My paternal grandmother died last week. It was a long time coming, she wasn’t in very good shape last time I saw her in Hong Kong. Unable to communicate except a few guttural sounds and curled up in a permanent fetal position, she was a shell of her former self. There was a language barrier but she always seemed cheery and happy to see me. I’m in the midst of grieving but I think I’ve shed most of my tears already. I should have spent more time with her. While I don’t believe in a higher being, or in the afterlife, I am comforted by the fact that she is no longer in pain.
She’ll be buried in the family plot, just over the hill from the house.
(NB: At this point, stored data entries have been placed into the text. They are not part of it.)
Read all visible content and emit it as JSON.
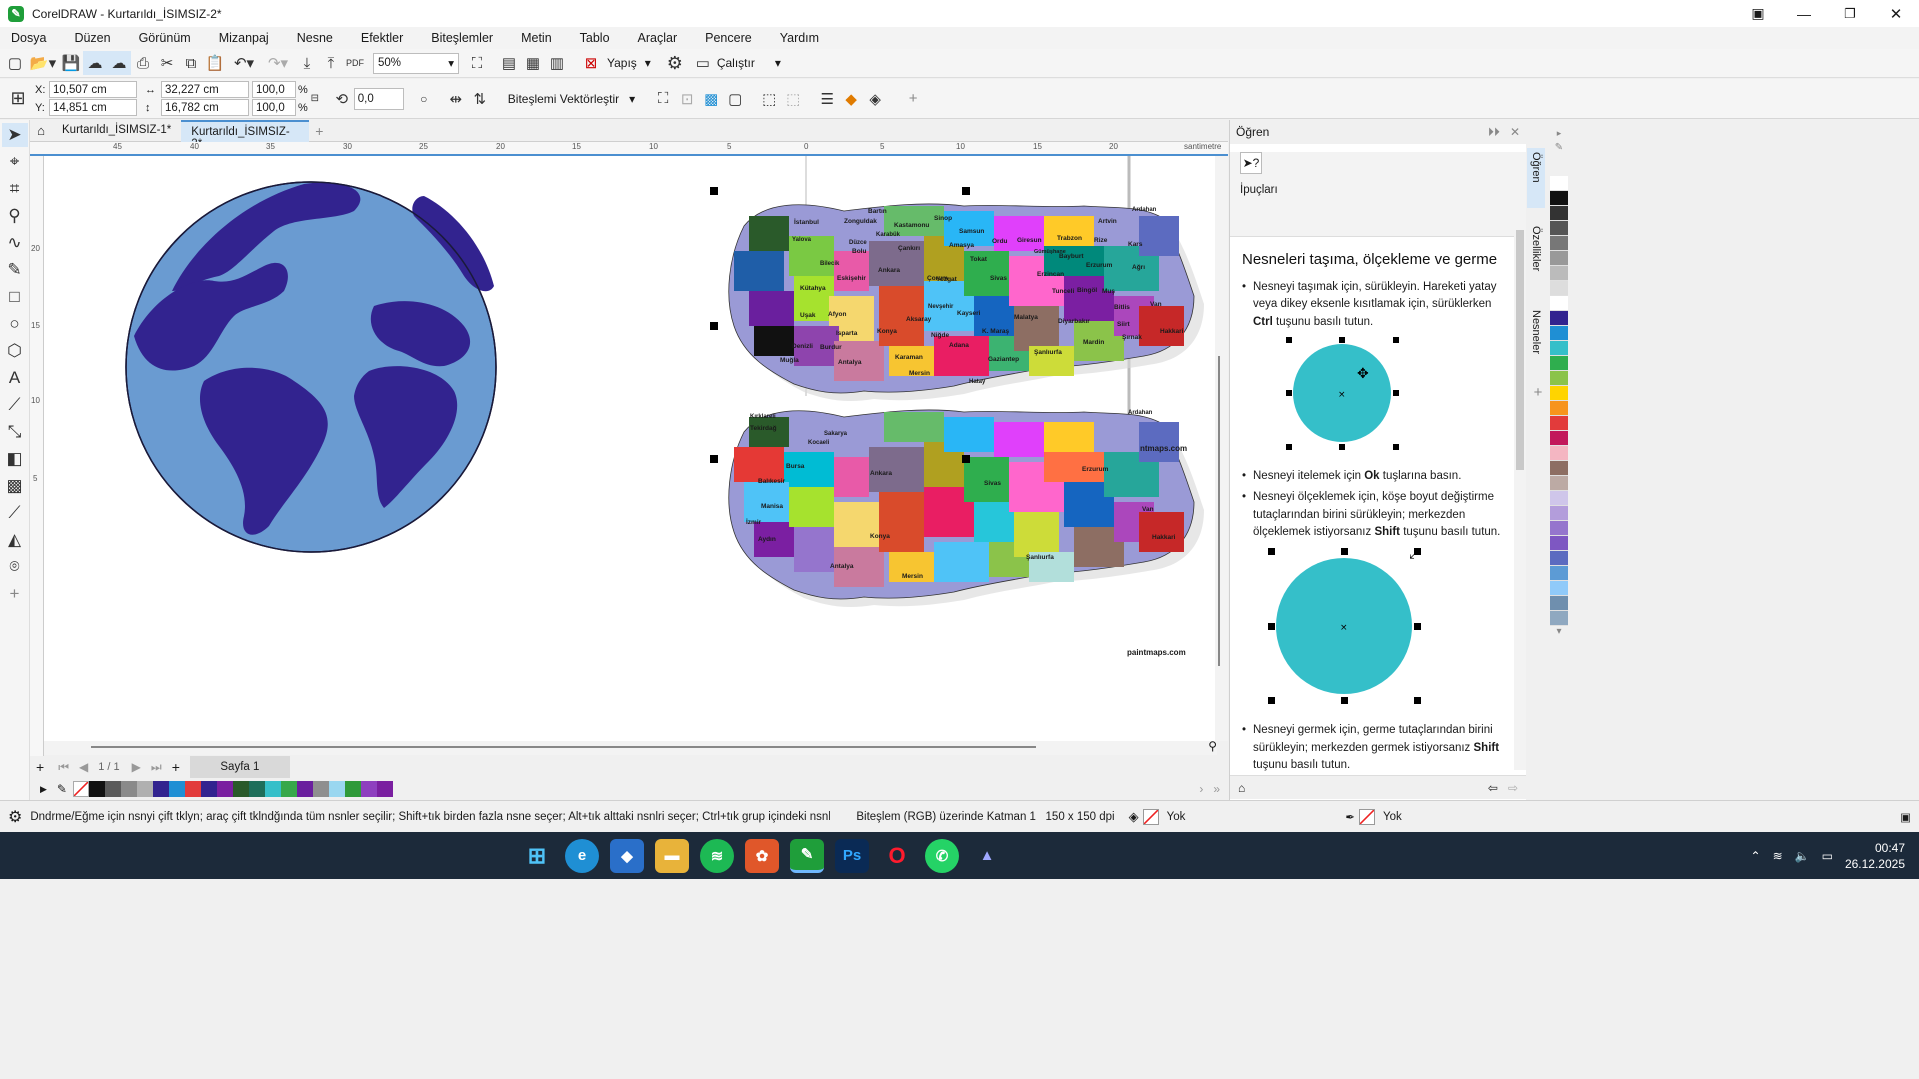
{
  "window": {
    "title": "CorelDRAW - Kurtarıldı_İSIMSIZ-2*"
  },
  "menu": [
    "Dosya",
    "Düzen",
    "Görünüm",
    "Mizanpaj",
    "Nesne",
    "Efektler",
    "Biteşlemler",
    "Metin",
    "Tablo",
    "Araçlar",
    "Pencere",
    "Yardım"
  ],
  "toolbar": {
    "zoom": "50%",
    "snap_label": "Yapış",
    "run_label": "Çalıştır"
  },
  "propbar": {
    "x": "10,507 cm",
    "y": "14,851 cm",
    "w": "32,227 cm",
    "h": "16,782 cm",
    "scale_w": "100,0",
    "scale_h": "100,0",
    "pct": "%",
    "rotation": "0,0",
    "trace_label": "Biteşlemi Vektörleştir",
    "x_label": "X:",
    "y_label": "Y:"
  },
  "tabs": [
    "Kurtarıldı_İSIMSIZ-1*",
    "Kurtarıldı_İSIMSIZ-2*"
  ],
  "ruler": {
    "h_ticks": [
      "45",
      "40",
      "35",
      "30",
      "25",
      "20",
      "15",
      "10",
      "5",
      "0",
      "5",
      "10",
      "15",
      "20"
    ],
    "unit": "santimetre",
    "v_ticks": [
      "20",
      "15",
      "10",
      "5"
    ]
  },
  "maps": {
    "labels_top": [
      "İstanbul",
      "Zonguldak",
      "Bartın",
      "Sinop",
      "Kastamonu",
      "Samsun",
      "Ordu",
      "Giresun",
      "Trabzon",
      "Rize",
      "Artvin",
      "Ardahan",
      "Kars",
      "Ağrı",
      "Van",
      "Hakkari",
      "Şırnak",
      "Siirt",
      "Bitlis",
      "Muş",
      "Bingöl",
      "Erzurum",
      "Tunceli",
      "Erzincan",
      "Bayburt",
      "Gümüşhane",
      "Tokat",
      "Amasya",
      "Çorum",
      "Çankırı",
      "Karabük",
      "Bolu",
      "Düzce",
      "Bilecik",
      "Eskişehir",
      "Ankara",
      "Kırıkkale",
      "Kırşehir",
      "Yozgat",
      "Sivas",
      "Malatya",
      "Elazığ",
      "Diyarbakır",
      "Mardin",
      "Şanlıurfa",
      "Adıyaman",
      "Gaziantep",
      "Kilis",
      "Hatay",
      "Osmaniye",
      "Adana",
      "K. Maraş",
      "Kayseri",
      "Nevşehir",
      "Niğde",
      "Aksaray",
      "Konya",
      "Karaman",
      "Mersin",
      "Antalya",
      "Isparta",
      "Afyon",
      "Kütahya",
      "Uşak",
      "Denizli",
      "Muğla",
      "Aydın",
      "İzmir",
      "Manisa",
      "Balıkesir",
      "Bursa",
      "Yalova",
      "Kocaeli",
      "Sakarya",
      "Tekirdağ",
      "Kırklareli",
      "Edirne",
      "Çanakkale",
      "Burdur"
    ],
    "watermark": "paintmaps.com",
    "watermark2": "ntmaps.com"
  },
  "panel": {
    "title": "Öğren",
    "tips_label": "İpuçları",
    "heading": "Nesneleri taşıma, ölçekleme ve germe",
    "b1_pre": "Nesneyi taşımak için, sürükleyin. Hareketi yatay veya dikey eksenle kısıtlamak için, sürüklerken ",
    "b1_key": "Ctrl",
    "b1_post": " tuşunu basılı tutun.",
    "b2_pre": "Nesneyi itelemek için ",
    "b2_key": "Ok",
    "b2_post": " tuşlarına basın.",
    "b3_pre": "Nesneyi ölçeklemek için, köşe boyut değiştirme tutaçlarından birini sürükleyin; merkezden ölçeklemek istiyorsanız ",
    "b3_key": "Shift",
    "b3_post": " tuşunu basılı tutun.",
    "b4_pre": "Nesneyi germek için, germe tutaçlarından birini sürükleyin; merkezden germek istiyorsanız ",
    "b4_key": "Shift",
    "b4_post": " tuşunu basılı tutun.",
    "side_tabs": [
      "Öğren",
      "Özellikler",
      "Nesneler"
    ]
  },
  "pagebar": {
    "page_count": "1 / 1",
    "page_name": "Sayfa 1"
  },
  "status": {
    "hint": "Dndrme/Eğme için nsnyi çift tklyn; araç çift tklndğında tüm nsnler seçilir; Shift+tık birden fazla nsne seçer; Alt+tık alttaki nsnlri seçer; Ctrl+tık grup içindeki nsnlri seçer",
    "layer": "Biteşlem (RGB) üzerinde Katman 1   150 x 150 dpi",
    "fill": "Yok",
    "outline": "Yok"
  },
  "clock": {
    "time": "00:47",
    "date": "26.12.2025"
  },
  "colors": {
    "globe_ocean": "#6a9bd1",
    "globe_land": "#32238f",
    "accent": "#4b8fd0",
    "circle": "#35bfc9"
  },
  "palette": [
    "#111111",
    "#5a5a5a",
    "#8a8a8a",
    "#b0b0b0",
    "#32238f",
    "#1f8fd4",
    "#e23b3b",
    "#32238f",
    "#7a1fa0",
    "#2a5a2a",
    "#1e6e5a",
    "#35bfc9",
    "#37a84a",
    "#6a1f9e",
    "#8f8f8f",
    "#9ad7f0",
    "#2f9a3a",
    "#8e3fbf",
    "#7a1fa0"
  ],
  "strip": [
    "#ffffff",
    "#111111",
    "#333333",
    "#555555",
    "#777777",
    "#999999",
    "#bbbbbb",
    "#dddddd",
    "#ffffff",
    "#32238f",
    "#1f8fd4",
    "#35bfc9",
    "#2fae4e",
    "#8bc34a",
    "#ffd400",
    "#f7941d",
    "#e23b3b",
    "#c2185b",
    "#f4b6c2",
    "#8d6e63",
    "#bcaaa4",
    "#cfc6ea",
    "#b39ddb",
    "#9575cd",
    "#7e57c2",
    "#5c6bc0",
    "#5c9bd5",
    "#90caf9",
    "#6f8fae",
    "#8fa8c0"
  ]
}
The house where she raised 9 kids, including my troublemaker father. Ironically, the biggest family of grandchildren only numbered 3 (I think, there’s a lot of people to keep track of). After a while, she just stopped naming them and numbered them off instead. She lived to be 95, that is a lot more than most will ever have. She had a sweet tooth, even though she barely had any teeth left. I still remember, at a family gathering, my sister was offering her a selection of pastries from the Italian bakery and she pointed to the cake with the tougher flaky layers even though there were softer options available. The thought of that makes me smile. She would have enjoyed Brunetti’s.
RIP Mah Mah, I’ll burn some incense for you…and eat cake.